The first page listed Sonia’s height, weight, age, uniform size, and date of admission to Idlewild. It listed her nearest family member as her great-uncle, Mr. Henry DuBois, of Burlington, a name Jamie recognized from his search for Sonia’s relatives. Henry DuBois and his wife, Eleanor, were the people Sonia had visited for the weekend before she was murdered. The last known people who saw her alive. They were both dead, and had no children.

There was no photograph. Fiona found herself wishing she knew what Sonia had looked like.

There were a few pages listing Sonia’s grades—all were high. A teacher had written in pencil: Bright and quiet. Adept at memorization. Physical fitness adequate. Sonia’s body was small; if she’d been in a concentration camp, she’d have been malnourished while she was supposed to be growing, but she would have had to be strong to survive at all. Fiona made a note to ask a doctor for an opinion.

There was a piece of notepaper slipped into the file signed by Gerta Hedmeyer, the Idlewild school nurse. Student brought to infirmary November 4, 1950. Fainting spell during Weekly Gardening. No reason known. Student is slight; possibly iron deficient. Complained of headache. Gave student aspirin and instructed her to rest. Released to care of Roberta Greene, student’s dorm mate.

“There’s Roberta,” Jamie said as Fiona read over his shoulder. “Proof that they were friends. We need to talk to her.”

Fiona stared at the note. Roberta Greene, who had brought her friend to the infirmary when she’d fainted sixty-four years ago, was at the moment the closest thing to family Sonia Gallipeau had. It was definitely time to meet Roberta.

“This is interesting,” Jamie said, pointing to the nurse’s note. “She says it’s a possible iron deficiency.”

“That’s code,” Fiona explained.

“What?”

“It means Sonia was having her period on the day she fainted. It was a polite way to refer to it back then. Our old doctor still used that when I was growing up.”

“But this is the nurse’s own notes,” he protested. “In an all-female boarding school. There wasn’t a man for miles around.”

“It doesn’t matter. It was going in the file, where others could read it. She still had to be polite. It was a generational thing.”

He shook his head. “That generation blows my mind. They didn’t talk about anything at all. My granddad fought in the war and never talked about it, not even to Dad. An entire damn war, and not one word.”
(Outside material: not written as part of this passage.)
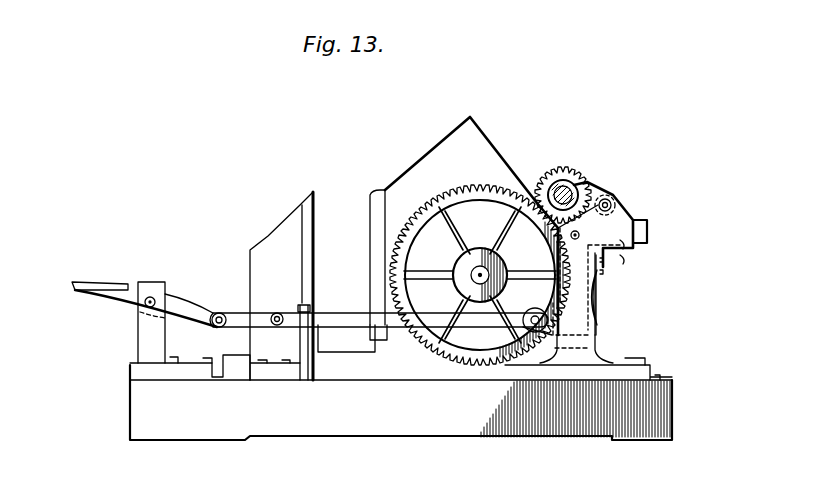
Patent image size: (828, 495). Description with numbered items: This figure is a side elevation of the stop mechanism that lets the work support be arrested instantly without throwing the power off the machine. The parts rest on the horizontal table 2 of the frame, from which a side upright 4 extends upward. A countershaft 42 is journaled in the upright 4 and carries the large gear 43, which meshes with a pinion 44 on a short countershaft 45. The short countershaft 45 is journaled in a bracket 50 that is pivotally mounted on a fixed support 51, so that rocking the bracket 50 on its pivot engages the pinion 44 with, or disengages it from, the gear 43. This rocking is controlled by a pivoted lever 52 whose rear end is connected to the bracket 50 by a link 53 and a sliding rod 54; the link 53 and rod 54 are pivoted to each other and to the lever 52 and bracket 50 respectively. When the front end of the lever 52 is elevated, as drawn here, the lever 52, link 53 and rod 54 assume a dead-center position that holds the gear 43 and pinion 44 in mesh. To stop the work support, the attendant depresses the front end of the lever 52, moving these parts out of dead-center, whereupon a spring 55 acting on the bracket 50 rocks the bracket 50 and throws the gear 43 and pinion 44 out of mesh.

“It’s true,” Fiona said. “There’s nothing in this file about Sonia being in a concentration camp. If she had come from one, the school nurse didn’t even know. She would have lived with the experience and never talked about it. All of these girls—these Idlewild girls. Whatever they went through to end up sent off to boarding school, they probably never spoke of it. That wasn’t how it was done.”

The next page of the file, the final page, contained the entry about Sonia’s disappearance. It was written by Julia Patton, Idlewild’s headmistress, neatly typed on a page of letterhead.

December 5, 1950

IDLEWILD HALL

I, Julia Patton, headmistress of Idlewild Hall, state that on November 28, 1950, student Sonia Gallipeau was given weekend leave to visit relatives. She departed at 11:00 on Friday, November 28, intending to take the 12:00 bus to Burlington. She wore a wool coat and skirt and carried a suitcase. She was seen walking up Old Barrons Road to the bus stop by several students.
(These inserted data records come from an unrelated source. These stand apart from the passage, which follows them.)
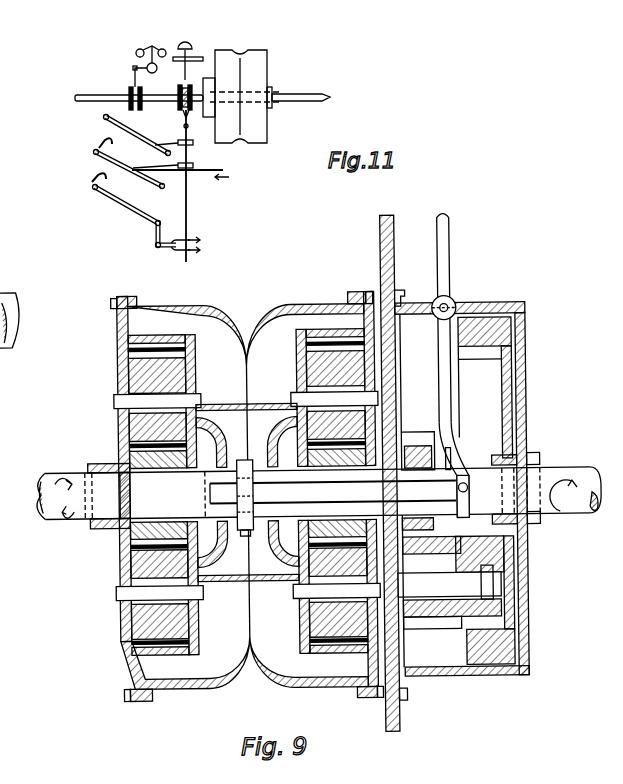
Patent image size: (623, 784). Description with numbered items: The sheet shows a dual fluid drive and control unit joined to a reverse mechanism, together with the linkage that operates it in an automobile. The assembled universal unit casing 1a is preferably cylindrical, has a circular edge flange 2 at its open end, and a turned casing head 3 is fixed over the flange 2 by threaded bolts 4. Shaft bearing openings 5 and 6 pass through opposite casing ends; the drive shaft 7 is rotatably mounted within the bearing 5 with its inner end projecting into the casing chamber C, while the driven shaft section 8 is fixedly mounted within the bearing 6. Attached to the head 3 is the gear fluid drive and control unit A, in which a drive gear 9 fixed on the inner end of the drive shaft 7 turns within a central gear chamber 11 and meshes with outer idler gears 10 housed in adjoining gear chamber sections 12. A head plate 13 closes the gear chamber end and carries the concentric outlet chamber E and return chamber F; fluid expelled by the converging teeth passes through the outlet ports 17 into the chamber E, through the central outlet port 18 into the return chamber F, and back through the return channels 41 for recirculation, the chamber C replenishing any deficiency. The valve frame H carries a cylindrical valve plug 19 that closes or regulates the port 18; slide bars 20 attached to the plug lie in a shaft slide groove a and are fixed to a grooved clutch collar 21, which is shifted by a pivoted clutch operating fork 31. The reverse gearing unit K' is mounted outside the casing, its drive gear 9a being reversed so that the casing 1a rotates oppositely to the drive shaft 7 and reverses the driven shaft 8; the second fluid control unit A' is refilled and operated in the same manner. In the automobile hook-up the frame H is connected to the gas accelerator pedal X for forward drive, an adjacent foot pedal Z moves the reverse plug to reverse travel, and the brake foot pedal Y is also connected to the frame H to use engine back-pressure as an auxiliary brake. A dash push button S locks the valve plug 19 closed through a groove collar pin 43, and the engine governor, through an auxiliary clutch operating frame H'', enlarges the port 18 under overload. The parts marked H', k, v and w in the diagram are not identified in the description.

In FIG. 9, the universal unit casing 1a is at (216, 686).
In FIG. 9, the circular edge flange 2 is at (134, 298).
In FIG. 9, the casing head 3 is at (124, 295).
In FIG. 9, the threaded bolts 4 is at (113, 301).
In FIG. 9, the shaft bearing opening 5 is at (508, 459).
In FIG. 9, the shaft bearing opening 6 is at (100, 529).
In FIG. 11, the drive shaft 7 is at (92, 95).
In FIG. 9, the drive shaft 7 is at (586, 470).
In FIG. 11, the driven shaft section 8 is at (290, 95).
In FIG. 9, the driven shaft section 8 is at (52, 476).
In FIG. 9, the drive gear 9 is at (130, 456).
In FIG. 9, the drive gear 9a is at (262, 535).
In FIG. 11, the outer idler gears 10 is at (237, 52).
In FIG. 9, the outer idler gears 10 is at (130, 368).
In FIG. 9, the central gear chamber 11 is at (128, 462).
In FIG. 9, the gear chamber sections 12 is at (126, 384).
In FIG. 9, the head plate 13 is at (198, 612).
In FIG. 9, the fluid outlet openings 17 is at (208, 404).
In FIG. 9, the central outlet port 18 is at (247, 460).
In FIG. 9, the valve plug 19 is at (242, 537).
In FIG. 9, the slide bars 20 is at (421, 440).
In FIG. 9, the clutch collar 21 is at (468, 484).
In FIG. 11, the clutch operating fork 31 is at (188, 118).
In FIG. 9, the clutch operating fork 31 is at (452, 268).
In FIG. 9, the fluid return channels 41 is at (283, 425).
In FIG. 11, the groove collar pin 43 is at (196, 61).
In FIG. 9, the fluid drive and control unit A is at (163, 488).
In FIG. 9, the reverse fluid control unit A' is at (337, 489).
In FIG. 9, the casing chamber C is at (253, 657).
In FIG. 9, the fluid outlet chamber E is at (243, 492).
In FIG. 9, the fluid return chamber F is at (248, 427).
In FIG. 11, the fluid control valve frame H is at (180, 106).
In FIG. 9, the fluid control valve frame H is at (504, 456).
In FIG. 11, the governor H' is at (156, 51).
In FIG. 11, the auxiliary clutch operating frame H'' is at (140, 109).
In FIG. 9, the reverse gearing unit K' is at (461, 475).
In FIG. 11, the dash push button S is at (188, 41).
In FIG. 9, the shaft slide groove a is at (446, 452).
In FIG. 11, the pulley flange k is at (215, 58).
In FIG. 11, the link v is at (180, 167).
In FIG. 11, the link w is at (130, 146).
In FIG. 11, the gas accelerator pedal X is at (135, 131).
In FIG. 11, the brake foot pedal Y is at (128, 157).
In FIG. 11, the foot pedal Z is at (123, 209).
I also state that Sonia Gallipeau did not return to Idlewild Hall, neither on the intended day of her return, November 30, 1950, nor any other day. I swear hereby that she has not been seen again by me, by any teacher in my employ, or by any other student in my care. On the morning of December 1, 1950, when I was informed by a member of my staff that Sonia had not returned, I placed a call to the Barrons police and reported her missing. I was interviewed by Officers Daniel O’Leary and Garrett Creel and gave a statement. I also helped police search the woods by Old Barrons Road when it was made known to police that Sonia had in fact boarded the bus leaving Burlington on November 29, 1950. We found a suitcase that I recognize as Sonia’s, which now resides in my office.

It is my belief that Sonia ran away, likely with the aid of someone helping her, possibly a boy.